Canada vs. the USA: The match-up and rivalry is synonymous with women’s hockey itself.
Since the inception of World Championship play in 1990, the two nations have met in the final a remarkable 14 out of 14 times with Canada winning 10 of those matches – including the 2012 version in Burlington, Vermont.
It seems only fitting that both teams would open their Ice Hockey Women’s World Championship tournament facing each other on Tuesday in front of what will surely be a patriotic home crowd when they take to the ice in Kanata, ON.
“We’ll go into this tournament just like any other,” said defenceman Meaghan Mikkelson (St. Albert, AB). “(We’ll go) into every game as prepared as we possibly can and focusing on our game rather than the opponent. We don’t want to think about how many people are in the stands or who’s there and where we’re playing. We’re just thinking about what we need to do to win hockey games.”

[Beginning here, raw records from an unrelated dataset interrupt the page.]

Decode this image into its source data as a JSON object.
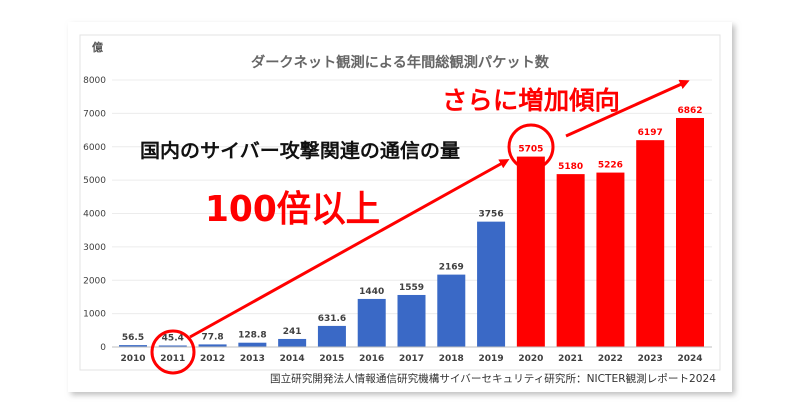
{
  "chart_data": {
    "type": "bar",
    "title": "ダークネット観測による年間総観測パケット数",
    "ylabel": "億",
    "categories": [
      "2010",
      "2011",
      "2012",
      "2013",
      "2014",
      "2015",
      "2016",
      "2017",
      "2018",
      "2019",
      "2020",
      "2021",
      "2022",
      "2023",
      "2024"
    ],
    "values": [
      56.5,
      45.4,
      77.8,
      128.8,
      241,
      631.6,
      1440,
      1559,
      2169,
      3756,
      5705,
      5180,
      5226,
      6197,
      6862
    ],
    "ylim": [
      0,
      8000
    ],
    "yticks": [
      0,
      1000,
      2000,
      3000,
      4000,
      5000,
      6000,
      7000,
      8000
    ],
    "grid": true,
    "bar_colors": [
      "#3A69C6",
      "#3A69C6",
      "#3A69C6",
      "#3A69C6",
      "#3A69C6",
      "#3A69C6",
      "#3A69C6",
      "#3A69C6",
      "#3A69C6",
      "#3A69C6",
      "#FF0000",
      "#FF0000",
      "#FF0000",
      "#FF0000",
      "#FF0000"
    ]
  },
  "annotations": {
    "trend": "さらに増加傾向",
    "subject": "国内のサイバー攻撃関連の通信の量",
    "growth": "100倍以上"
  },
  "source": "国立研究開発法人情報通信研究機構サイバーセキュリティ研究所：NICTER観測レポート2024",
  "colors": {
    "base": "#3A69C6",
    "highlight": "#FF0000",
    "data_label": "#404040"
  }
}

Canada will be in good position to defend its title on home soil with 22 players returning from their 2012 championship squad.
The National Women’s Team was selected by head coach Dan Church, assistant coaches Danielle Goyette and Lisa Haley, along with Hockey Canada scouts, led by head scout of women’s national team programs Melody Davidson.
“Given the depth of women’s hockey in Canada, it is always a challenge to select the world championship roster, and getting to our final 23 was a difficult process,” said Davidson. “We are excited about the talent level on this team and look forward to watching them play in Ottawa as they strive to bring home an 11th gold medal.”
Canada has never lost a Word Championship it has hosted; winning gold in 1990 (Ottawa, ON), 1997 (Kitchener, ON), 2000 (Mississaugua, ON), 2004 (Halifax, NS) and 2007 (Winnipeg, MB).
Last year’s poor start to the tournament is still fresh on the squad’s mind. The team opened the tournament with a 9-2 drubbing at the hands of the U.S. to mark Canada’s worst ever loss in international play. Canada had never given up more than seven goals to the USA in 102 previous meetings.
“We honestly haven’t talked about it,” said Mikkelson. “But it’s in the back of our minds. We all know how that felt and we don’t want to feel that again. We were pretty embarrassed by that performance. It was a huge learning experience for us and we’re not going to let happen, ever again.”
This tournament will serve as a great measuring point for the 2014 Winter Olympic Games with the eight-team field already set for Sochi. Canada will see familiar names in its pool from the World Championship teams it will be facing.
After the U.S. (ranked second in the world), Canada is scheduled to play Switzerland (ranked third) on Apr. 3 followed by Finland (ranked fourth) in Kanata – a team the Canadians will be facing less than a year from now when they attempt to defend Olympic gold.
But right now, the team is focused on the task at hand.
“I think we’re using it (the World Championships) as a stepping stone,” said Mikkelson. “It’s part of the process to get there. It’s one tournament at a time. We’re thinking about what we need to do to be successful in each game of this tournament.”
Canada’s women defeated the U.S. in their opening game of the tournament by a score of 3-2 after a shootout. The hard fought battle saw Canada come back from a 2-0 deficit thanks to goals from Rebecca Johnston (Sudbury, ON) and Catherine Ward (Montreal, QC) in the third period. Jennifer Wakefield (Pickering, ON) scored the winner in the shootout.
The biggest names in women’s hockey will continue to take to the ice up until the finals on Apr. 9th and all games featuring Canada will air on TSN.